Understanding JDBC

What is JDBC?

JDBC (Java Database Connectivity) is a standard Java API that provides a universal interface for connecting to relational databases. It acts as a bridge between applications and databases, allowing programs to execute SQL queries, retrieve results, and manage data — regardless of which database vendor is being used.

How JDBC Works in Qualytics

Qualytics uses JDBC connectors powered by Apache Spark to connect to relational databases. When you add a JDBC datastore, Qualytics:

Establishes a connection to your database using the credentials and connection properties you provide (host, port, username, password, database, schema).
Discovers your schema by reading the database catalog — tables, views, columns, and data types are automatically detected during the Sync operation.
Reads data through Spark using optimized JDBC queries, enabling parallel reads across partitions for large datasets.
Writes enrichment data (for connectors with enrichment support) back to the database to persist scan results, anomalies, and remediation records.

Connections and Security

For details on connection configuration, authentication methods (Basic, Keypair, Service Principal, OAuth), and secrets management (HashiCorp Vault integration), see the How Connections Work documentation.

Data Organization

In JDBC datastores, data is organized as:

Containers — Tables and views in the database.

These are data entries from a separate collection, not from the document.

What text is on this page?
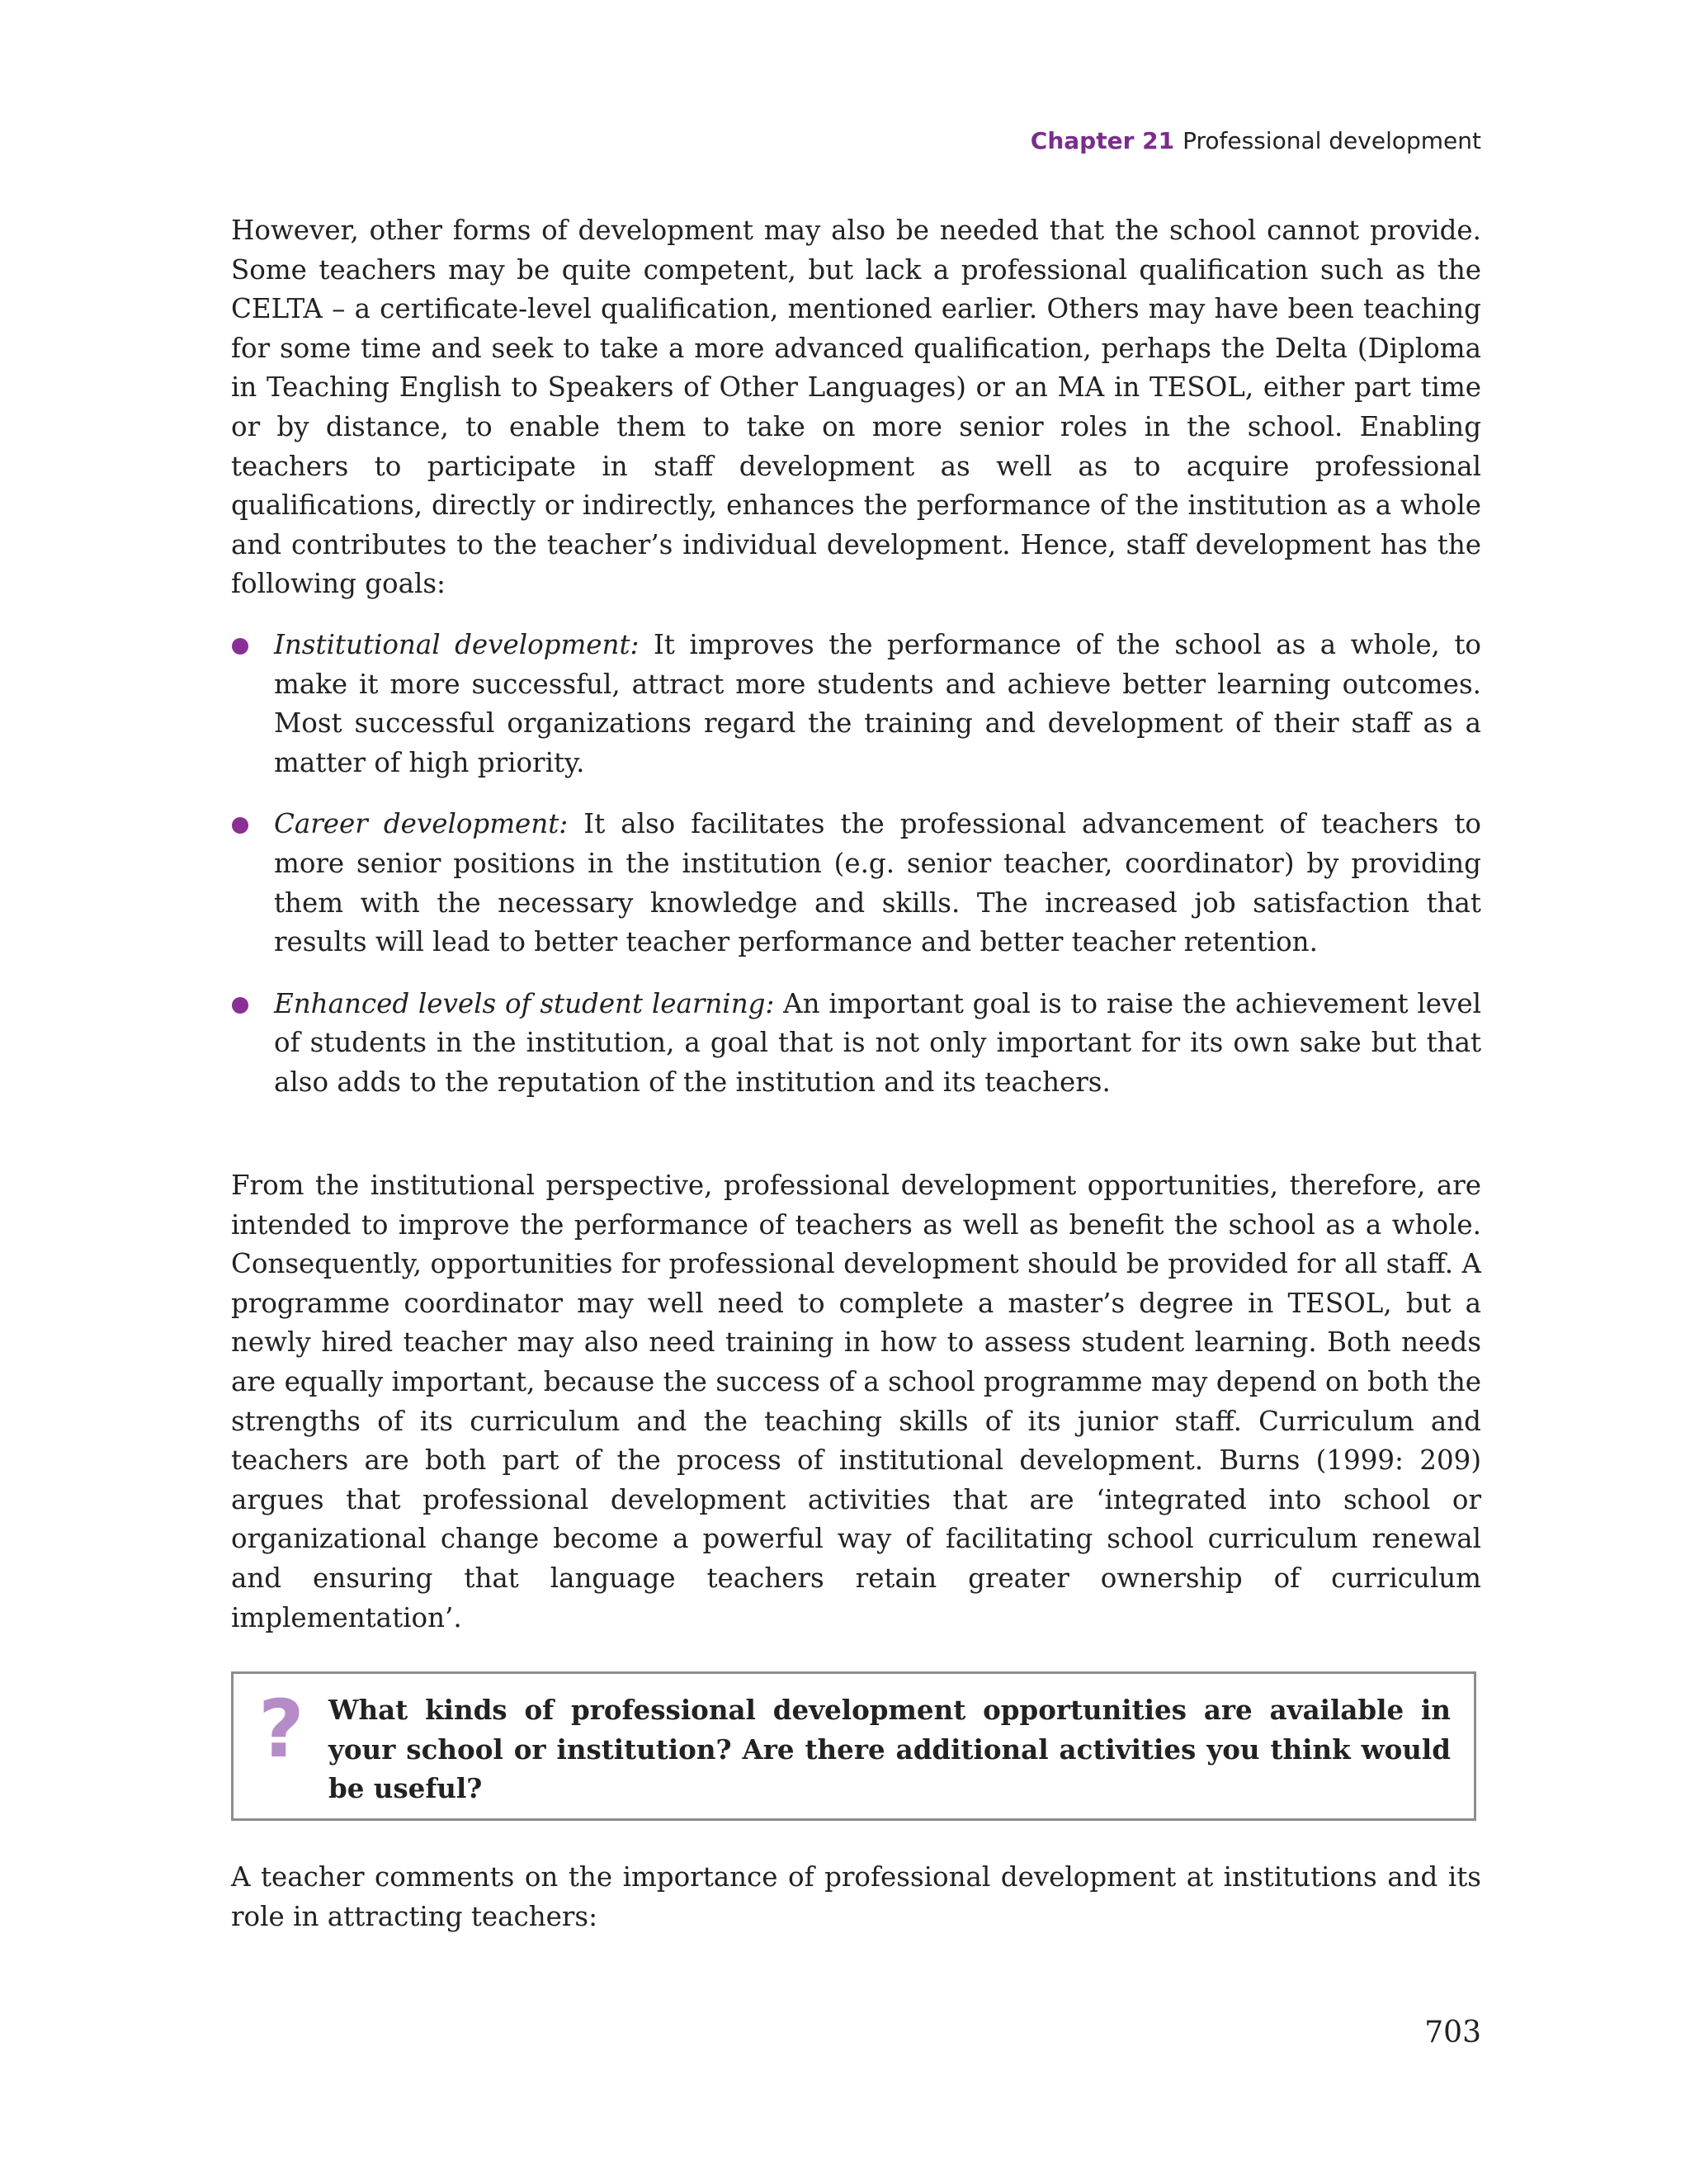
Chapter 21 Professional development

However, other forms of development may also be needed that the school cannot provide. Some teachers may be quite competent, but lack a professional qualification such as the CELTA – a certificate-level qualification, mentioned earlier. Others may have been teaching for some time and seek to take a more advanced qualification, perhaps the Delta (Diploma in Teaching English to Speakers of Other Languages) or an MA in TESOL, either part time or by distance, to enable them to take on more senior roles in the school. Enabling teachers to participate in staff development as well as to acquire professional qualifications, directly or indirectly, enhances the performance of the institution as a whole and contributes to the teacher’s individual development. Hence, staff development has the following goals:

Institutional development: It improves the performance of the school as a whole, to make it more successful, attract more students and achieve better learning outcomes. Most successful organizations regard the training and development of their staff as a matter of high priority.
Career development: It also facilitates the professional advancement of teachers to more senior positions in the institution (e.g. senior teacher, coordinator) by providing them with the necessary knowledge and skills. The increased job satisfaction that results will lead to better teacher performance and better teacher retention.
Enhanced levels of student learning: An important goal is to raise the achievement level of students in the institution, a goal that is not only important for its own sake but that also adds to the reputation of the institution and its teachers.

From the institutional perspective, professional development opportunities, therefore, are intended to improve the performance of teachers as well as benefit the school as a whole. Consequently, opportunities for professional development should be provided for all staff. A programme coordinator may well need to complete a master’s degree in TESOL, but a newly hired teacher may also need training in how to assess student learning. Both needs are equally important, because the success of a school programme may depend on both the strengths of its curriculum and the teaching skills of its junior staff. Curriculum and teachers are both part of the process of institutional development. Burns (1999: 209) argues that professional development activities that are ‘integrated into school or organizational change become a powerful way of facilitating school curriculum renewal and ensuring that language teachers retain greater ownership of curriculum implementation’.

? What kinds of professional development opportunities are available in your school or institution? Are there additional activities you think would be useful?

A teacher comments on the importance of professional development at institutions and its role in attracting teachers:

703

Each container represents a structured dataset that Qualytics can profile, scan, and monitor.
Fields — Columns within each table/view. Qualytics detects field names, data types, and constraints automatically.
Records — Rows of data within each container, analyzed during Profile and Scan operations.

Containers

For a detailed understanding of how Qualytics manages containers in JDBC datastores, see the Containers Overview documentation.

Field Type Inference

During the Sync operation, Qualytics uses weighted histogram analysis to infer field types automatically. This detects data types such as integers, decimals, dates, timestamps, and text fields based on actual data distribution — not just the declared database column type. Inferred types can be reviewed and overridden manually on each field.

Multi-Schema Support

JDBC datastores support multi-schema creation, allowing you to discover and select multiple schemas from a single connection and create a separate source datastore for each selected schema in one step. This eliminates the need to add each schema individually.

Multiple-Schema

For detailed instructions on multi-schema creation, refer to the Multiple-Schema documentation.

Getting Started

Add with New Connection

Create a new JDBC datastore by setting up a new connection from scratch.

New Connection
Add with Existing Connection

Create a new JDBC datastore by reusing credentials from an existing connection.

Existing Connection
Available JDBC Connectors

Browse the full list of supported JDBC connectors and multi-schema support.

View Connectors
Connections

Configure connection details, authentication, and secrets management.

Connections

Available Operations

Once a JDBC datastore is added, you can run the following operations to manage and ensure data quality:

Operation	Description
Sync	Discovers tables, views, and fields from your database. Detects new, changed, or removed containers incrementally. This is always the first operation after adding a datastore.
Profile	Analyzes records across containers to compute statistics, detect data patterns, and automatically infer quality checks using the Qualytics Inference Engine.
Scan	Executes quality checks against the data, measures data quality metrics, and detects anomalies at the record and schema levels.
External Scan	Runs scan operations using externally provided data files instead of reading directly from the database.

Tip

The recommended sequence is Sync → Profile → Scan. This cycle is repeatable — as your data evolves, re-running these operations keeps your quality checks and anomaly detection up to date.